Well, after drawing the displacement vector, we are able to see that a Right Triangle (with a 90 degree angle) is formed (see 2nd figure attached) with two known sides and the third unknown.
This unknown side value (we will call it [tex]h[/tex]) is the module of the displacement vector we want to find.
According to the Pythagorean Theorem:
In every right triangle, the square of the length of the hypotenuse [tex]h[/tex] is equal to the sum of the squares of the respective lengths of the legs (the other two sides of the triangle).
As shown in equation (1):
[tex]h^{2}={1750m}^{2}+{325m}^{2} [/tex] (1)
Squaring both sides of the equation we have:
[tex]h=\sqrt{{1750m}^{2}+{325m}^{2}}[/tex]
Then:
[tex]h=1779.9227m[/tex]
Which is the module of the displacement vector of the bird flight.
Now, if we want to find the direction of this displacement vector we have to use the sine trigonometric function:
[tex]sin(a)=\frac{OP}{h}[/tex] (2)
Where [tex]OP[/tex] is the Opposite leg to the angle [tex]a[/tex], and [tex]h[/tex] is the hypotenuse.

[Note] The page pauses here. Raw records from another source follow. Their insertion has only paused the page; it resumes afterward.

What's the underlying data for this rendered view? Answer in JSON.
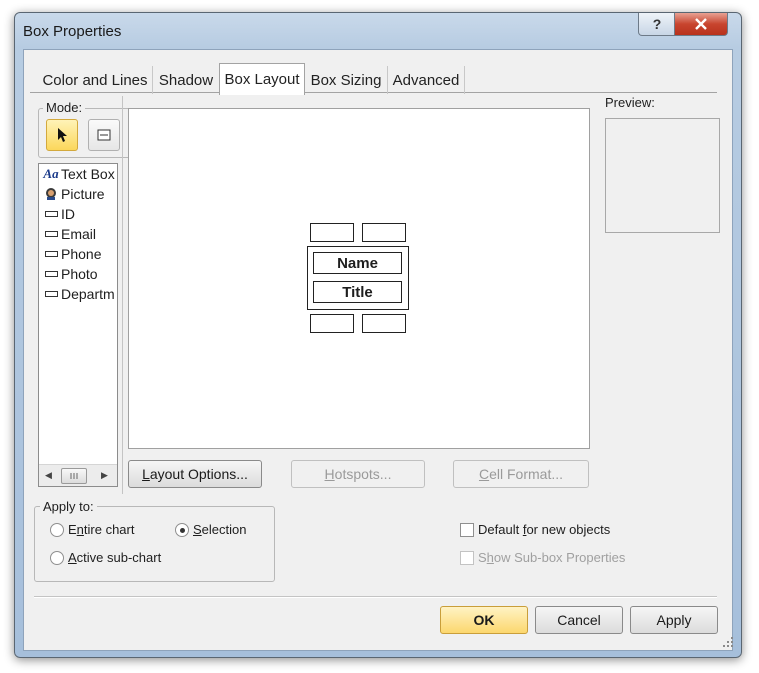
{
  "window": {
    "title": "Box Properties"
  },
  "tabs": [
    {
      "label": "Color and Lines"
    },
    {
      "label": "Shadow"
    },
    {
      "label": "Box Layout"
    },
    {
      "label": "Box Sizing"
    },
    {
      "label": "Advanced"
    }
  ],
  "mode": {
    "label": "Mode:"
  },
  "field_list": [
    {
      "label": "Text Box",
      "icon": "text-box-icon"
    },
    {
      "label": "Picture",
      "icon": "picture-icon"
    },
    {
      "label": "ID",
      "icon": "field-icon"
    },
    {
      "label": "Email",
      "icon": "field-icon"
    },
    {
      "label": "Phone",
      "icon": "field-icon"
    },
    {
      "label": "Photo",
      "icon": "field-icon"
    },
    {
      "label": "Departm",
      "icon": "field-icon"
    }
  ],
  "layout": {
    "name_label": "Name",
    "title_label": "Title"
  },
  "buttons": {
    "layout_options": {
      "pre": "",
      "u": "L",
      "post": "ayout Options..."
    },
    "hotspots": {
      "pre": "",
      "u": "H",
      "post": "otspots..."
    },
    "cell_format": {
      "pre": "",
      "u": "C",
      "post": "ell Format..."
    },
    "ok": "OK",
    "cancel": "Cancel",
    "apply": "Apply"
  },
  "preview": {
    "label": "Preview:"
  },
  "apply_to": {
    "label": "Apply to:",
    "entire_chart": {
      "pre": "E",
      "u": "n",
      "post": "tire chart"
    },
    "selection": {
      "pre": "",
      "u": "S",
      "post": "election"
    },
    "active_sub_chart": {
      "pre": "",
      "u": "A",
      "post": "ctive sub-chart"
    },
    "selected": "Selection"
  },
  "options": {
    "default_new": {
      "pre": "Default ",
      "u": "f",
      "post": "or new objects"
    },
    "show_sub_box": {
      "pre": "S",
      "u": "h",
      "post": "ow Sub-box Properties"
    }
  },
  "colors": {
    "ok_button": "#fcd76e",
    "selected_mode": "#fbd75b"
  }
}
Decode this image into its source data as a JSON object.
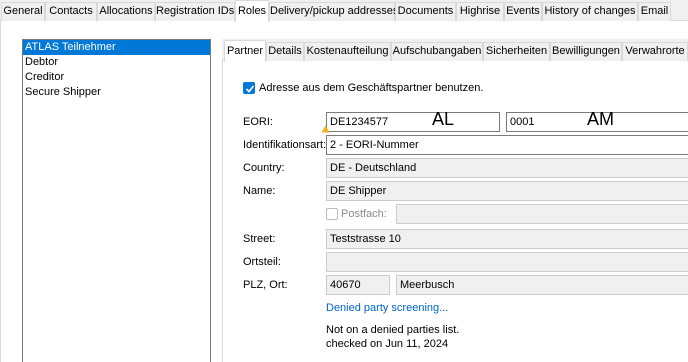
{
  "window_tabs": [
    {
      "label": "General",
      "active": false
    },
    {
      "label": "Contacts",
      "active": false
    },
    {
      "label": "Allocations",
      "active": false
    },
    {
      "label": "Registration IDs",
      "active": false
    },
    {
      "label": "Roles",
      "active": true
    },
    {
      "label": "Delivery/pickup addresses",
      "active": false
    },
    {
      "label": "Documents",
      "active": false
    },
    {
      "label": "Highrise",
      "active": false
    },
    {
      "label": "Events",
      "active": false
    },
    {
      "label": "History of changes",
      "active": false
    },
    {
      "label": "Email",
      "active": false
    }
  ],
  "roles": [
    {
      "label": "ATLAS Teilnehmer",
      "selected": true
    },
    {
      "label": "Debtor",
      "selected": false
    },
    {
      "label": "Creditor",
      "selected": false
    },
    {
      "label": "Secure Shipper",
      "selected": false
    }
  ],
  "inner_tabs": [
    {
      "label": "Partner",
      "active": true
    },
    {
      "label": "Details",
      "active": false
    },
    {
      "label": "Kostenaufteilung",
      "active": false
    },
    {
      "label": "Aufschubangaben",
      "active": false
    },
    {
      "label": "Sicherheiten",
      "active": false
    },
    {
      "label": "Bewilligungen",
      "active": false
    },
    {
      "label": "Verwahrorte",
      "active": false
    }
  ],
  "form": {
    "use_address_checkbox": {
      "label": "Adresse aus dem Geschäftspartner benutzen.",
      "checked": true
    },
    "eori": {
      "label": "EORI:",
      "value": "DE1234577",
      "suffix_value": "0001",
      "annotation_1": "AL",
      "annotation_2": "AM",
      "warning_icon": "warning-icon"
    },
    "identifikationsart": {
      "label": "Identifikationsart:",
      "value": "2 - EORI-Nummer"
    },
    "country": {
      "label": "Country:",
      "value": "DE - Deutschland"
    },
    "name": {
      "label": "Name:",
      "value": "DE Shipper"
    },
    "postfach": {
      "label": "Postfach:",
      "checked": false,
      "value": ""
    },
    "street": {
      "label": "Street:",
      "value": "Teststrasse 10"
    },
    "ortsteil": {
      "label": "Ortsteil:",
      "value": ""
    },
    "plz_ort": {
      "label": "PLZ, Ort:",
      "plz": "40670",
      "ort": "Meerbusch"
    },
    "denied_party_link": "Denied party screening...",
    "screening_status": "Not on a denied parties list.",
    "screening_checked": "checked on Jun 11, 2024"
  },
  "colors": {
    "accent": "#0078d7",
    "link": "#0066cc",
    "warning": "#f2b01e"
  }
}
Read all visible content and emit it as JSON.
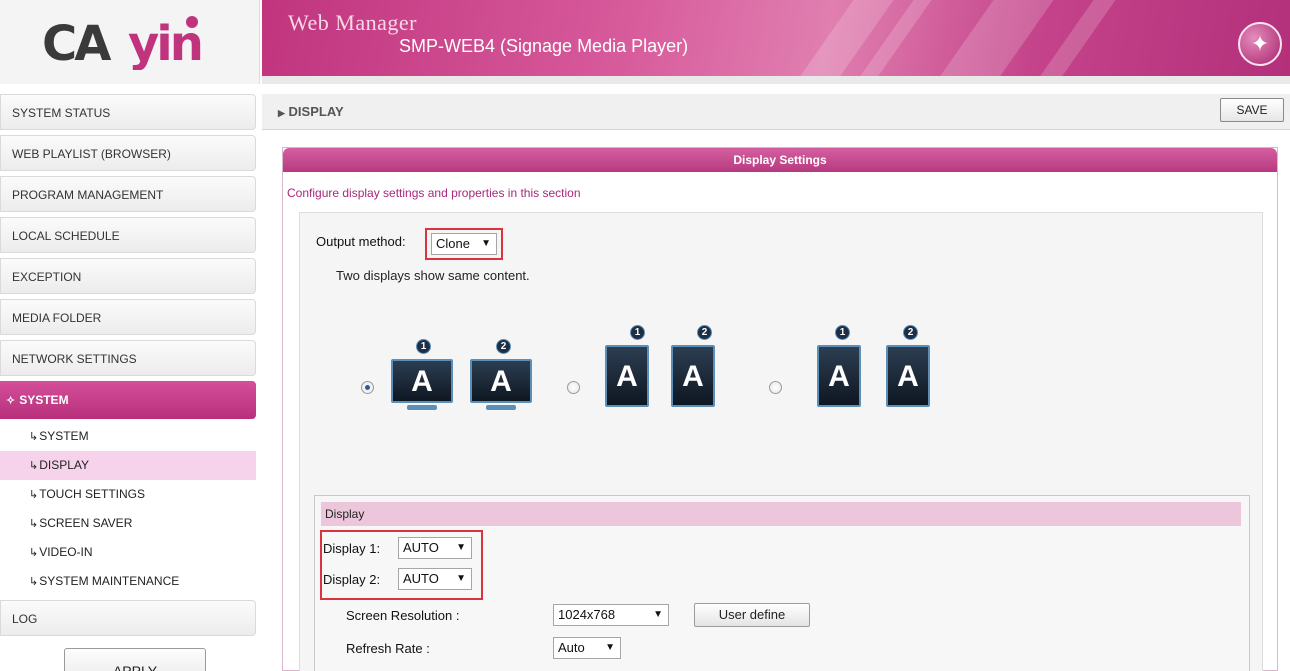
{
  "header": {
    "logo_text": "CAYIN",
    "title": "Web Manager",
    "subtitle": "SMP-WEB4 (Signage Media Player)"
  },
  "sidebar": {
    "items": [
      {
        "label": "SYSTEM STATUS"
      },
      {
        "label": "WEB PLAYLIST (BROWSER)"
      },
      {
        "label": "PROGRAM MANAGEMENT"
      },
      {
        "label": "LOCAL SCHEDULE"
      },
      {
        "label": "EXCEPTION"
      },
      {
        "label": "MEDIA FOLDER"
      },
      {
        "label": "NETWORK SETTINGS"
      }
    ],
    "active_section": "SYSTEM",
    "sub_items": [
      {
        "label": "SYSTEM"
      },
      {
        "label": "DISPLAY"
      },
      {
        "label": "TOUCH SETTINGS"
      },
      {
        "label": "SCREEN SAVER"
      },
      {
        "label": "VIDEO-IN"
      },
      {
        "label": "SYSTEM MAINTENANCE"
      }
    ],
    "selected_sub_item": "DISPLAY",
    "log_label": "LOG",
    "apply_label": "APPLY"
  },
  "breadcrumb": {
    "label": "DISPLAY",
    "save_label": "SAVE"
  },
  "panel": {
    "title": "Display Settings",
    "description": "Configure display settings and properties in this section",
    "output_method_label": "Output method:",
    "output_method_value": "Clone",
    "output_description": "Two displays show same content.",
    "layout_options": [
      {
        "orientation": "landscape",
        "selected": true
      },
      {
        "orientation": "portrait",
        "selected": false
      },
      {
        "orientation": "portrait",
        "selected": false
      }
    ],
    "monitor_letter": "A",
    "monitor_badges": [
      "1",
      "2"
    ],
    "display_section": {
      "title": "Display",
      "display1_label": "Display 1:",
      "display1_value": "AUTO",
      "display2_label": "Display 2:",
      "display2_value": "AUTO",
      "resolution_label": "Screen Resolution :",
      "resolution_value": "1024x768",
      "user_define_label": "User define",
      "refresh_label": "Refresh Rate :",
      "refresh_value": "Auto"
    }
  },
  "colors": {
    "brand": "#c0347e",
    "highlight": "#f6d3ea",
    "annotation_red": "#d9333f"
  }
}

[tex]sin(a)=\frac{1750m}{1779.9227m}[/tex]
[tex]sin(a)=0.983[/tex]
[tex]a=arcsin(0.983)[/tex]
[tex]a=79.48\º[/tex] (3)
In addition, we know the angles [tex]a[/tex] and [tex]c[/tex] sum to [tex]90\º[/tex], so if we want to find the direction of the vector from the North, we have to find the value of [tex]c[/tex] as follows:
If [tex]90\º=a+c[/tex]
Then:
[tex]c=90\º-a[/tex] (4)
We already know the value of angle [tex]a[/tex] from equation (3). Let’s substitute it on (4):
[tex]c=90\º-79.48\º[/tex]
[tex]c=10.52\º[/tex]
Finally, the resultant displacement of the bird is 1779.9227 m with a direction of [tex]10.52\º[/tex] East of North.